食べ終えた後慎重に街中を案内した。食べた後はまた色々と話をした。
「暫く日本にいるんだ」
「ええ。大学に入って間もないし」
「どれ位」
「そうねえ。一年程かしら」
「そうなんだ。じゃあこれからも会えるね」
「うん」
またデートに誘えると思った。ここでレコード屋の前からある曲が流れてきた。
「あっ」
彼女はそれを聞いて足を止めた。

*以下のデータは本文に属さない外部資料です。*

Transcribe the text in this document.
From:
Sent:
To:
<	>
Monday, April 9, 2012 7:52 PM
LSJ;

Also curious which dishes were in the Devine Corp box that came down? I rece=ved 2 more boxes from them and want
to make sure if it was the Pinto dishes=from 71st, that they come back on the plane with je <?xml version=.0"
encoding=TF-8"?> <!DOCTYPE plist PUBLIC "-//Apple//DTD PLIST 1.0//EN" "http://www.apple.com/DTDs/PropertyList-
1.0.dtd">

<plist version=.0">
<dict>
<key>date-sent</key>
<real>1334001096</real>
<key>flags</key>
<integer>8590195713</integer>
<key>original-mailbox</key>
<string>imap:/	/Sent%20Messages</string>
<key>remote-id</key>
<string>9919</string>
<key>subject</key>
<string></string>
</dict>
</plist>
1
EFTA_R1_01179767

それは中国風の曲であった。
「どうしたの?」
「この曲」
どうやら知っている曲のようだ。
「台湾の曲よ。あっちで有名な歌手の」
「そうなんだ。じゃあ買ってあげようか?」
「いいの?」
「いいよ」
これ位は先行投資のうちだ。女の子と付き合おうと思ったらお金のことは気にしてはいけない。
「じゃあ入ろう」
そして彼女をレコード屋の中に誘った。
「ええ」
そして俺は彼女にその歌手のCDを渡した。受け取った彼女の顔は朗らかなものであった。
「有り難うね、謝々」
「いいよ、お礼は」
正直言って恥ずかしかった。そう言って誤魔化した。
「後で聴くといいよ」
「うん、わかったわ。そうさせてもらうわ」
彼女はそれに答えた。
「帰ったら楽しみね」
「今のデートは?」
「それも勿論。けれど帰ってからも楽しみがあるのっていいじゃない」
「それはそうだね」
一瞬ギクリとしたがそれならよかった。
俺達はそれからも暫く街を歩きながら話をしていた。そして俺達は中華街に戻り別れた。それが俺達の最初のデートだった。